I get: <0>Kernel panic - not syncing: Fatal exception in interrupt When using bridges with the 2.6.14-hardened-r8 kernel. I run from a tmpfs system so I cannot get any kernel dump. I have also disabled symbols (since I run everythign from RAM, I want to keep things small) I can easily reproduce it by setting up a ethernet bridge (2 physical NIC's or 1 NIC and a tap interface), assign an ip address to the bridge interface (by dhcp for example) and then generate some traffic. After a while (up to a couple of hours) it crashes. The funny thing is that I tried to run traffic through the bridge, without assigning any ip to br0, and then it was running all through the night without crashing. Any ideas how to track this down? It seems like there have been problems with bridges before: http://www.archivesat.com/Gentoo_Linux_hardened/thread666661.htm
Created attachment 89374 [details] kernel config I attatched my kernel config.
Created attachment 89516 [details, diff] hardened-sources-2.6.14-r8-br_netfilter.patch The patch fixes the problem. I have dumping random data over the bridge (and to the brindge interface) over 24 hours whithout kernel panic. The code in the patch is what is found in upstream releases too so it should be good. (for example 2.6.16-gentoo-r10)
(In reply to comment #2) > The code in the patch is what is found in upstream releases too so it should be > good. (for example 2.6.16-gentoo-r10) So in otherwords this bug is effects all kernels and not just hardened? If so we need to get the right kernel guys on the job so it can be included in genpatches.
I have not had time to investigate futher, but according to the mailing list link I mention above, its a patch in hardened sources that appeared in 2.6.14-hardened-r6 (1431_15.4_bridge-netfilter-race.patch) provokes the problem. Also see http://bugzilla.kernel.org/show_bug.cgi?id=5803 (seems like the problem 1431_15.4_bridge-netfilter-race.patch is supposed to fix is fixed in vanilla 2.6.15.4) But yes, it would great to have the right kernel guy to fix the bridges in all kernels that is affected.

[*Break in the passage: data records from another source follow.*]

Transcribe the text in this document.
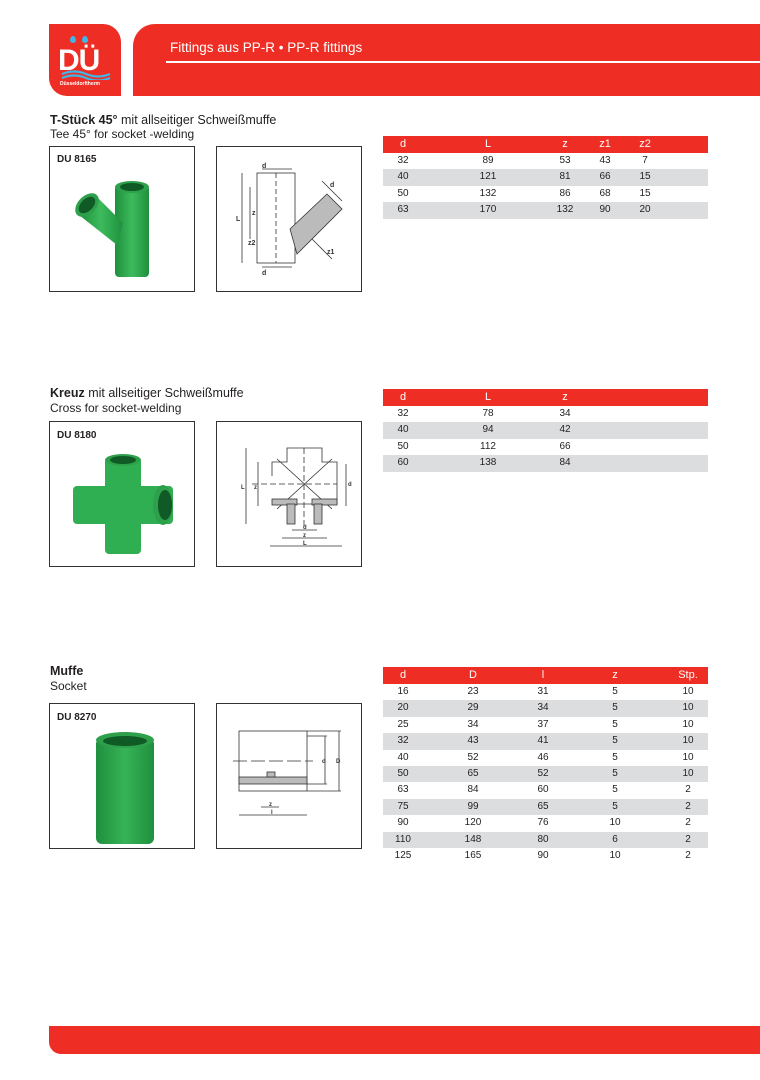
DÜ
Düsseldorftherm
Fittings aus PP-R • PP-R fittings
T-Stück 45° mit allseitiger Schweißmuffe
Tee 45° for socket -welding
DU 8165
d
d
d
L
z
z1
z2
d	L	z	z1	z2
32	89	53	43	7
40	121	81	66	15
50	132	86	68	15
63	170	132	90	20
Kreuz mit allseitiger Schweißmuffe
Cross for socket-welding
DU 8180
L z	d
d
z
L
d	L	z
32	78	34
40	94	42
50	112	66
60	138	84
Muffe
Socket
DU 8270
d D
z
l
d	D	l	z	Stp.
16	23	31	5	10
20	29	34	5	10
25	34	37	5	10
32	43	41	5	10
40	52	46	5	10
50	65	52	5	10
63	84	60	5	2
75	99	65	5	2
90	120	76	10	2
110	148	80	6	2
125	165	90	10	2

How is the status here? Am I the only one who uses bridges with "stable" hardened? I have been runing a kernel with the previosly posted patch and pumping random data over a bridge for 8 days (almost 9 now), so I guess it fixes the problem. I increased the severity to major because a kernel that crashes is kind of useless.

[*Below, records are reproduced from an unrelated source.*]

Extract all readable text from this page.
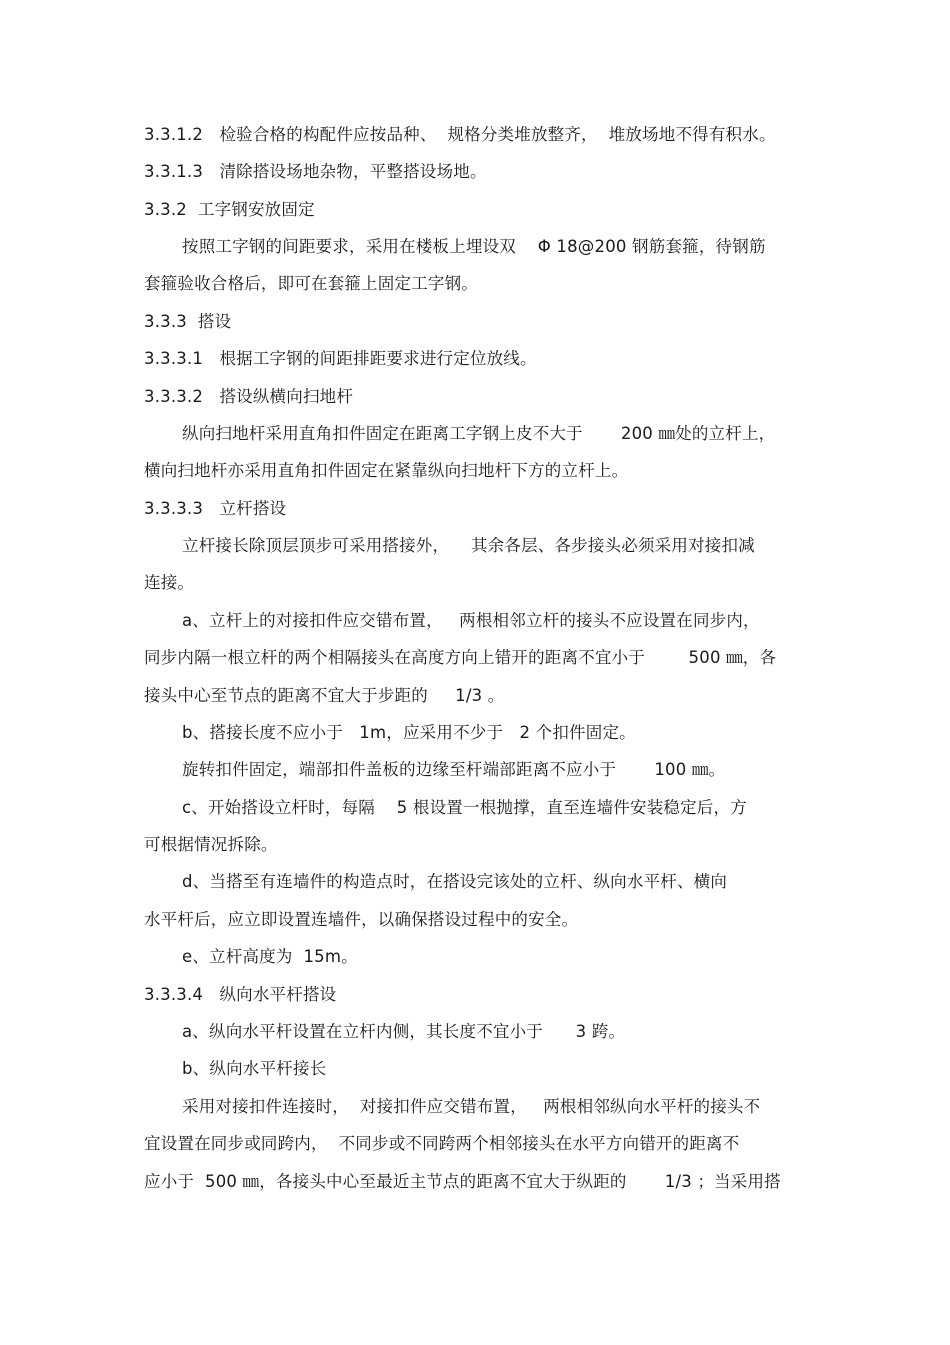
3.3.1.2   检验合格的构配件应按品种、  规格分类堆放整齐，  堆放场地不得有积水。
3.3.1.3   清除搭设场地杂物，平整搭设场地。
3.3.2  工字钢安放固定
按照工字钢的间距要求，采用在楼板上埋设双    Φ 18@200 钢筋套箍，待钢筋
套箍验收合格后，即可在套箍上固定工字钢。
3.3.3  搭设
3.3.3.1   根据工字钢的间距排距要求进行定位放线。
3.3.3.2   搭设纵横向扫地杆
纵向扫地杆采用直角扣件固定在距离工字钢上皮不大于       200 ㎜处的立杆上，
横向扫地杆亦采用直角扣件固定在紧靠纵向扫地杆下方的立杆上。
3.3.3.3   立杆搭设
立杆接长除顶层顶步可采用搭接外，    其余各层、各步接头必须采用对接扣减
连接。
a、立杆上的对接扣件应交错布置，   两根相邻立杆的接头不应设置在同步内，
同步内隔一根立杆的两个相隔接头在高度方向上错开的距离不宜小于        500 ㎜，各
接头中心至节点的距离不宜大于步距的     1/3 。
b、搭接长度不应小于   1m，应采用不少于   2 个扣件固定。
旋转扣件固定，端部扣件盖板的边缘至杆端部距离不应小于       100 ㎜。
c、开始搭设立杆时，每隔    5 根设置一根抛撑，直至连墙件安装稳定后，方
可根据情况拆除。
d、当搭至有连墙件的构造点时，在搭设完该处的立杆、纵向水平杆、横向
水平杆后，应立即设置连墙件，以确保搭设过程中的安全。
e、立杆高度为  15m。
3.3.3.4   纵向水平杆搭设
a、纵向水平杆设置在立杆内侧，其长度不宜小于      3 跨。
b、纵向水平杆接长
采用对接扣件连接时，  对接扣件应交错布置，   两根相邻纵向水平杆的接头不
宜设置在同步或同跨内，  不同步或不同跨两个相邻接头在水平方向错开的距离不
应小于  500 ㎜，各接头中心至最近主节点的距离不宜大于纵距的       1/3 ；当采用搭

johnm, Please review and apply.
(In reply to comment #5) > How is the status here? Am I the only one who uses bridges with "stable" > hardened? Nope, you're not the only one. I've been chasing this problem on a server I upgraded yesterday and it took me until now to put everything together -- then I found your post. :-) I am having the exact problem as you on the exact version of hardened kernel using a bridged NIC (TAP) interface. I just upgraded the kernel and system libs this week and now I'm having panics within 2-16 hours of uptime. I found another user in the forums having a similar issue with the same kernel -- he had to drop bridging on his side to fix it (something I cannot do). I can try the patch but I'd rather get a status on when/if/how this patch will be included into an official release before I go through the effort. Any updates folks? > I increased the severity to major because a kernel that crashes is kind of > useless. Agreed, but I suggest going one higher with a level of "critical", defined as "crashes, loss of data, severe memory leak". Our production system is crashing on a regular basis due to this issue. I've had to revert to an older version of the kernel that is no longer in-tree, but that kernel has problems with other parts of the networking layer that I need to work around... I'm kind of stuck at this point.

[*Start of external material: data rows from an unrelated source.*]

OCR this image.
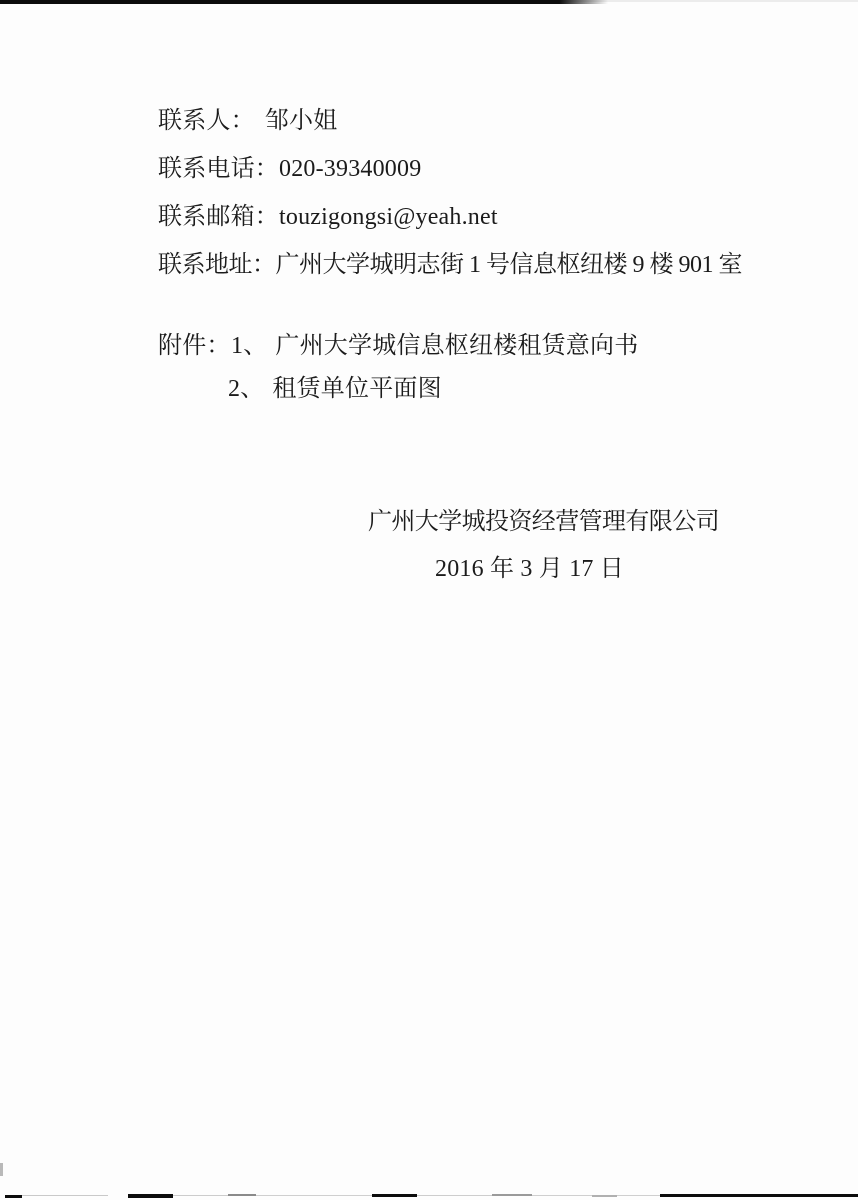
联系人： 邹小姐
联系电话：020-39340009
联系邮箱：touzigongsi@yeah.net
联系地址：广州大学城明志街 1 号信息枢纽楼 9 楼 901 室
附件： 1、 广州大学城信息枢纽楼租赁意向书
2、 租赁单位平面图
广州大学城投资经营管理有限公司
2016 年 3 月 17 日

Since I depend on ipsec (openswan) and shorewall I will also need the ipt_policy match which comes in 2.6.16 series so I'm waiting for stabilizing the 2.6.16. That depends on grsecurity 2.1.9 release. (#138453) I'm raising the severity to critical anyway.
In talking with pageexec@ there is only a minor bug in the pax part of the kernel that prevented this from really going stable on x86,amd64 in that if no PaX is enabled the kernel wont boot. I know he has no intention of working on .16 anymore with .17 here now.
closing this bug since its fixed in newer versions.